Although a framework agreement had been reached in 2019 and talks have been in progress for months between French fishermen’s organisations, VisNed in the Netherlands and Belgian PO Reederscentrale. Just as an agreement was ready to be signed earlier this year, it turned out that the terms could not be agreed on.
This would have limited the French fleet to 28 fly-shooter licences. The Netherlands has 24 available licences, all of which are in use, plus the number of Belgian vessels would have been fixed at six and the UK at 17.
‘It’s still too much,’ said Olivier Lepretre, president of the Hauts-de-France Regional Fisheries Committee.
These new measures were supposed to come into effect by the end of April for Area VIId – but ultimately the agreement was not signed.
‘We need a real framework, not just an agreement, in order to combat overexploitation of marine resources,’ stated Bruno Margollé, President of the Boulogne PO Co-opérative Maritime Etaploise (CME).
Under the proposals, fly-shooting would have been excluded from certain waters off the French coast, remaining outside twelve or nine miles in particular areas, while also introducing an seine rope length limitation of 3200 metres, with a 15% tolerance.
But the main sticking point turned out to be the number of fishing days.

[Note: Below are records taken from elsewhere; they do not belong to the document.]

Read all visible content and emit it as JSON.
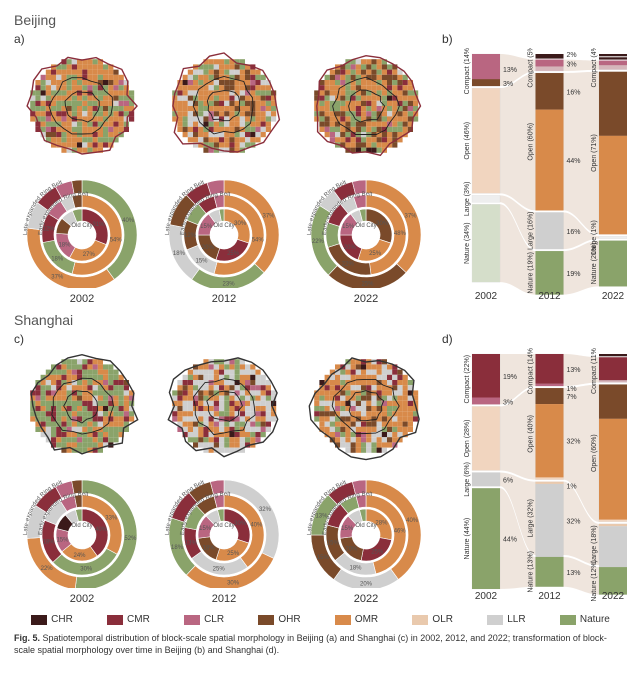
{
  "colors": {
    "CHR": "#3b1a1a",
    "CMR": "#8a2e3b",
    "CLR": "#b96681",
    "OHR": "#7a4a2a",
    "OMR": "#d88a4a",
    "OLR": "#e9c9ad",
    "LLR": "#cfcfcf",
    "Nature": "#8aa36a",
    "flow_light": "#e9dcd2",
    "outline": "#222222",
    "ring_border": "#b8b8b8",
    "figure_bg": "#ffffff"
  },
  "legend": [
    {
      "key": "CHR",
      "label": "CHR"
    },
    {
      "key": "CMR",
      "label": "CMR"
    },
    {
      "key": "CLR",
      "label": "CLR"
    },
    {
      "key": "OHR",
      "label": "OHR"
    },
    {
      "key": "OMR",
      "label": "OMR"
    },
    {
      "key": "OLR",
      "label": "OLR"
    },
    {
      "key": "LLR",
      "label": "LLR"
    },
    {
      "key": "Nature",
      "label": "Nature"
    }
  ],
  "years": [
    "2002",
    "2012",
    "2022"
  ],
  "ring_labels": {
    "outer": "Late-expanded Ring Belt",
    "mid": "Early-expanded Ring Belt",
    "inner": "Old City"
  },
  "cities": {
    "beijing": {
      "title": "Beijing",
      "panel_a": "a)",
      "panel_b": "b)",
      "map_mix_by_year": {
        "2002": {
          "Nature": 0.34,
          "OMR": 0.46,
          "CMR": 0.08,
          "CLR": 0.05,
          "LLR": 0.04,
          "OHR": 0.02,
          "CHR": 0.01
        },
        "2012": {
          "Nature": 0.19,
          "OMR": 0.44,
          "LLR": 0.16,
          "OHR": 0.1,
          "CMR": 0.05,
          "CLR": 0.04,
          "CHR": 0.02
        },
        "2022": {
          "Nature": 0.2,
          "OMR": 0.43,
          "OHR": 0.2,
          "LLR": 0.05,
          "CMR": 0.05,
          "CLR": 0.04,
          "CHR": 0.03
        }
      },
      "rings": {
        "2002": {
          "outer": [
            {
              "k": "Nature",
              "p": 0.4
            },
            {
              "k": "OMR",
              "p": 0.37
            },
            {
              "k": "LLR",
              "p": 0.08
            },
            {
              "k": "CMR",
              "p": 0.07
            },
            {
              "k": "CLR",
              "p": 0.05
            },
            {
              "k": "OHR",
              "p": 0.03
            }
          ],
          "mid": [
            {
              "k": "OMR",
              "p": 0.54
            },
            {
              "k": "Nature",
              "p": 0.18
            },
            {
              "k": "CMR",
              "p": 0.12
            },
            {
              "k": "CLR",
              "p": 0.07
            },
            {
              "k": "LLR",
              "p": 0.05
            },
            {
              "k": "OHR",
              "p": 0.04
            }
          ],
          "inner": [
            {
              "k": "CMR",
              "p": 0.31
            },
            {
              "k": "OMR",
              "p": 0.27
            },
            {
              "k": "CLR",
              "p": 0.18
            },
            {
              "k": "OHR",
              "p": 0.1
            },
            {
              "k": "LLR",
              "p": 0.08
            },
            {
              "k": "Nature",
              "p": 0.06
            }
          ]
        },
        "2012": {
          "outer": [
            {
              "k": "OMR",
              "p": 0.37
            },
            {
              "k": "Nature",
              "p": 0.23
            },
            {
              "k": "LLR",
              "p": 0.18
            },
            {
              "k": "OHR",
              "p": 0.1
            },
            {
              "k": "CMR",
              "p": 0.07
            },
            {
              "k": "CLR",
              "p": 0.05
            }
          ],
          "mid": [
            {
              "k": "OMR",
              "p": 0.54
            },
            {
              "k": "LLR",
              "p": 0.15
            },
            {
              "k": "OHR",
              "p": 0.12
            },
            {
              "k": "Nature",
              "p": 0.08
            },
            {
              "k": "CMR",
              "p": 0.07
            },
            {
              "k": "CLR",
              "p": 0.04
            }
          ],
          "inner": [
            {
              "k": "OMR",
              "p": 0.3
            },
            {
              "k": "CMR",
              "p": 0.25
            },
            {
              "k": "OHR",
              "p": 0.2
            },
            {
              "k": "CLR",
              "p": 0.15
            },
            {
              "k": "LLR",
              "p": 0.07
            },
            {
              "k": "Nature",
              "p": 0.03
            }
          ]
        },
        "2022": {
          "outer": [
            {
              "k": "OMR",
              "p": 0.37
            },
            {
              "k": "OHR",
              "p": 0.25
            },
            {
              "k": "Nature",
              "p": 0.22
            },
            {
              "k": "LLR",
              "p": 0.06
            },
            {
              "k": "CMR",
              "p": 0.06
            },
            {
              "k": "CLR",
              "p": 0.04
            }
          ],
          "mid": [
            {
              "k": "OMR",
              "p": 0.48
            },
            {
              "k": "OHR",
              "p": 0.22
            },
            {
              "k": "Nature",
              "p": 0.1
            },
            {
              "k": "CMR",
              "p": 0.09
            },
            {
              "k": "LLR",
              "p": 0.06
            },
            {
              "k": "CLR",
              "p": 0.05
            }
          ],
          "inner": [
            {
              "k": "OHR",
              "p": 0.3
            },
            {
              "k": "OMR",
              "p": 0.25
            },
            {
              "k": "CMR",
              "p": 0.2
            },
            {
              "k": "CLR",
              "p": 0.15
            },
            {
              "k": "LLR",
              "p": 0.06
            },
            {
              "k": "Nature",
              "p": 0.04
            }
          ]
        }
      },
      "sankey": {
        "cats": [
          "Compact",
          "Open",
          "Large",
          "Nature"
        ],
        "cat_color": {
          "Compact": "CMR",
          "Open": "OMR",
          "Large": "LLR",
          "Nature": "Nature"
        },
        "stacks": {
          "2002": {
            "Compact": 14,
            "Open": 46,
            "Large": 3,
            "Nature": 34
          },
          "2012": {
            "Compact": 5,
            "Open": 60,
            "Large": 16,
            "Nature": 19
          },
          "2022": {
            "Compact": 4,
            "Open": 71,
            "Large": 1,
            "Nature": 20
          }
        },
        "highlights": {
          "2002": [
            {
              "cat": "Compact",
              "v": 13,
              "c": "CLR"
            },
            {
              "cat": "Compact",
              "v": 3,
              "c": "OHR",
              "below": true
            }
          ],
          "2012": [
            {
              "cat": "Compact",
              "v": 3,
              "c": "CLR"
            },
            {
              "cat": "Open",
              "v": 16,
              "c": "OHR"
            },
            {
              "cat": "Open",
              "v": 44,
              "c": "OMR"
            },
            {
              "cat": "Large",
              "v": 16,
              "c": "LLR"
            },
            {
              "cat": "Nature",
              "v": 19,
              "c": "Nature"
            }
          ],
          "2022": [
            {
              "cat": "Compact",
              "v": 2,
              "c": "CLR"
            },
            {
              "cat": "Open",
              "v": 28,
              "c": "OHR"
            },
            {
              "cat": "Open",
              "v": 43,
              "c": "OMR"
            },
            {
              "cat": "Nature",
              "v": 20,
              "c": "Nature"
            }
          ]
        },
        "extra_top": {
          "2012": [
            2
          ],
          "2022": [
            1,
            1
          ]
        }
      }
    },
    "shanghai": {
      "title": "Shanghai",
      "panel_a": "c)",
      "panel_b": "d)",
      "map_mix_by_year": {
        "2002": {
          "Nature": 0.44,
          "OMR": 0.28,
          "CMR": 0.15,
          "CLR": 0.05,
          "LLR": 0.06,
          "OHR": 0.01,
          "CHR": 0.01
        },
        "2012": {
          "Nature": 0.13,
          "OMR": 0.32,
          "LLR": 0.32,
          "CMR": 0.09,
          "OHR": 0.07,
          "CLR": 0.05,
          "CHR": 0.02
        },
        "2022": {
          "Nature": 0.12,
          "OMR": 0.44,
          "LLR": 0.18,
          "OHR": 0.12,
          "CMR": 0.08,
          "CLR": 0.04,
          "CHR": 0.02
        }
      },
      "rings": {
        "2002": {
          "outer": [
            {
              "k": "Nature",
              "p": 0.52
            },
            {
              "k": "OMR",
              "p": 0.22
            },
            {
              "k": "LLR",
              "p": 0.1
            },
            {
              "k": "CMR",
              "p": 0.08
            },
            {
              "k": "CLR",
              "p": 0.05
            },
            {
              "k": "OHR",
              "p": 0.03
            }
          ],
          "mid": [
            {
              "k": "OMR",
              "p": 0.33
            },
            {
              "k": "Nature",
              "p": 0.3
            },
            {
              "k": "CMR",
              "p": 0.18
            },
            {
              "k": "LLR",
              "p": 0.1
            },
            {
              "k": "CLR",
              "p": 0.06
            },
            {
              "k": "OHR",
              "p": 0.03
            }
          ],
          "inner": [
            {
              "k": "CMR",
              "p": 0.4
            },
            {
              "k": "OMR",
              "p": 0.24
            },
            {
              "k": "CLR",
              "p": 0.15
            },
            {
              "k": "CHR",
              "p": 0.1
            },
            {
              "k": "LLR",
              "p": 0.07
            },
            {
              "k": "Nature",
              "p": 0.04
            }
          ]
        },
        "2012": {
          "outer": [
            {
              "k": "LLR",
              "p": 0.32
            },
            {
              "k": "OMR",
              "p": 0.3
            },
            {
              "k": "Nature",
              "p": 0.18
            },
            {
              "k": "CMR",
              "p": 0.09
            },
            {
              "k": "OHR",
              "p": 0.07
            },
            {
              "k": "CLR",
              "p": 0.04
            }
          ],
          "mid": [
            {
              "k": "OMR",
              "p": 0.4
            },
            {
              "k": "LLR",
              "p": 0.25
            },
            {
              "k": "CMR",
              "p": 0.13
            },
            {
              "k": "Nature",
              "p": 0.1
            },
            {
              "k": "OHR",
              "p": 0.08
            },
            {
              "k": "CLR",
              "p": 0.04
            }
          ],
          "inner": [
            {
              "k": "CMR",
              "p": 0.3
            },
            {
              "k": "OMR",
              "p": 0.25
            },
            {
              "k": "OHR",
              "p": 0.18
            },
            {
              "k": "CLR",
              "p": 0.15
            },
            {
              "k": "LLR",
              "p": 0.08
            },
            {
              "k": "Nature",
              "p": 0.04
            }
          ]
        },
        "2022": {
          "outer": [
            {
              "k": "OMR",
              "p": 0.4
            },
            {
              "k": "LLR",
              "p": 0.2
            },
            {
              "k": "OHR",
              "p": 0.15
            },
            {
              "k": "Nature",
              "p": 0.13
            },
            {
              "k": "CMR",
              "p": 0.08
            },
            {
              "k": "CLR",
              "p": 0.04
            }
          ],
          "mid": [
            {
              "k": "OMR",
              "p": 0.46
            },
            {
              "k": "LLR",
              "p": 0.18
            },
            {
              "k": "OHR",
              "p": 0.15
            },
            {
              "k": "CMR",
              "p": 0.1
            },
            {
              "k": "Nature",
              "p": 0.07
            },
            {
              "k": "CLR",
              "p": 0.04
            }
          ],
          "inner": [
            {
              "k": "OMR",
              "p": 0.28
            },
            {
              "k": "CMR",
              "p": 0.25
            },
            {
              "k": "OHR",
              "p": 0.2
            },
            {
              "k": "CLR",
              "p": 0.15
            },
            {
              "k": "LLR",
              "p": 0.08
            },
            {
              "k": "Nature",
              "p": 0.04
            }
          ]
        }
      },
      "sankey": {
        "cats": [
          "Compact",
          "Open",
          "Large",
          "Nature"
        ],
        "cat_color": {
          "Compact": "CMR",
          "Open": "OMR",
          "Large": "LLR",
          "Nature": "Nature"
        },
        "stacks": {
          "2002": {
            "Compact": 22,
            "Open": 28,
            "Large": 6,
            "Nature": 44
          },
          "2012": {
            "Compact": 14,
            "Open": 40,
            "Large": 32,
            "Nature": 13
          },
          "2022": {
            "Compact": 11,
            "Open": 60,
            "Large": 18,
            "Nature": 12
          }
        },
        "highlights": {
          "2002": [
            {
              "cat": "Compact",
              "v": 19,
              "c": "CMR"
            },
            {
              "cat": "Compact",
              "v": 3,
              "c": "CLR",
              "below": true
            },
            {
              "cat": "Large",
              "v": 6,
              "c": "LLR"
            },
            {
              "cat": "Nature",
              "v": 44,
              "c": "Nature"
            }
          ],
          "2012": [
            {
              "cat": "Compact",
              "v": 13,
              "c": "CMR"
            },
            {
              "cat": "Compact",
              "v": 1,
              "c": "CLR",
              "tiny": true
            },
            {
              "cat": "Open",
              "v": 7,
              "c": "OHR"
            },
            {
              "cat": "Open",
              "v": 32,
              "c": "OMR"
            },
            {
              "cat": "Large",
              "v": 1,
              "c": "OLR",
              "tiny": true
            },
            {
              "cat": "Large",
              "v": 32,
              "c": "LLR"
            },
            {
              "cat": "Nature",
              "v": 13,
              "c": "Nature"
            }
          ],
          "2022": [
            {
              "cat": "Compact",
              "v": 10,
              "c": "CMR"
            },
            {
              "cat": "Open",
              "v": 15,
              "c": "OHR"
            },
            {
              "cat": "Open",
              "v": 44,
              "c": "OMR"
            },
            {
              "cat": "Large",
              "v": 1,
              "c": "OLR",
              "tiny": true
            },
            {
              "cat": "Large",
              "v": 18,
              "c": "LLR"
            },
            {
              "cat": "Nature",
              "v": 12,
              "c": "Nature"
            }
          ]
        },
        "extra_top": {
          "2022": [
            1
          ]
        }
      }
    }
  },
  "caption": {
    "prefix": "Fig. 5.",
    "text": " Spatiotemporal distribution of block-scale spatial morphology in Beijing (a) and Shanghai (c) in 2002, 2012, and 2022; transformation of block-scale spatial morphology over time in Beijing (b) and Shanghai (d)."
  }
}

The Dutch proposals for a a maximum of 140 days per year, and a maximum of eight fishing days per two week period represents an effective reduction of 40 fishing days, according to VisNed.
‘This is unacceptable,’ insisted Olivier Lepretre, who wants to see a limit of 100 days per year.
‘After talking for twenty months, we thought we had an agreement,’ said Pim Visser of Dutch PO Visned.
‘In November last year we thought we had an agreement that would be signed before Christmas, but then in February the French came back and made some new demands.’
He said that by April, and with the 2020-21 fly-shooting season approaching its end, the Dutch industry had given in to all of the French demands, schedules had been arranged limiting the Dutch fly-shooters to eight days’s fishing in every fourteen, but but then everything unravelled at the last moment.
‘At the meeting there was one French PO that seemed to not be in agreement,’ he said. ‘The rest were prepared for agreement. Then in May we had a message from the French to say that there was no agreement. We responded by expressing our disappointment, and we have asked for a date in September when we can meet in Boulogne to pick up the threads of this – because an agreement is needed,’ he said.
‘Now our fleet is gone from the Channel. The winter season has come to an end.’
Pim Visser added that things had looked hopeful that all those months of negotiation would finally pay off.
‘We had been looking forward to seeing how the agreement would work out for what was left of 2020-21 for Area VIId, and then we could evaluate what had gone well and what could be improved, and then discuss extending an agreement to other areas,’ he said.
So is he confident that negotiations can begin again?
‘I Hope so. There are hidden and not-so-hidden agendas there, and there’s huge discomfort among the French fleet, with Brexit, the Jersey situation, the problems of the UK 6-12 mile zone, plus there’s the situation with the fly-shooters,’ he said, and stressed that while there are 24 Dutch licences, limited to 370gt and 750kW, all of which have been in use for some time, there has been an increase in the fleet with larger, notably UK-registered vessels and some under the Belgian flag.
‘A lot of these are owned by very good fishermen from Urk, but as Visned we do not represent these vessels. That’s a problem for the NFFO and Rederscentrale,’ he said.
‘On top of that, the French fishermen have built a lot of fly-shooters themselves, both in Brittany and in the Boulogne region.’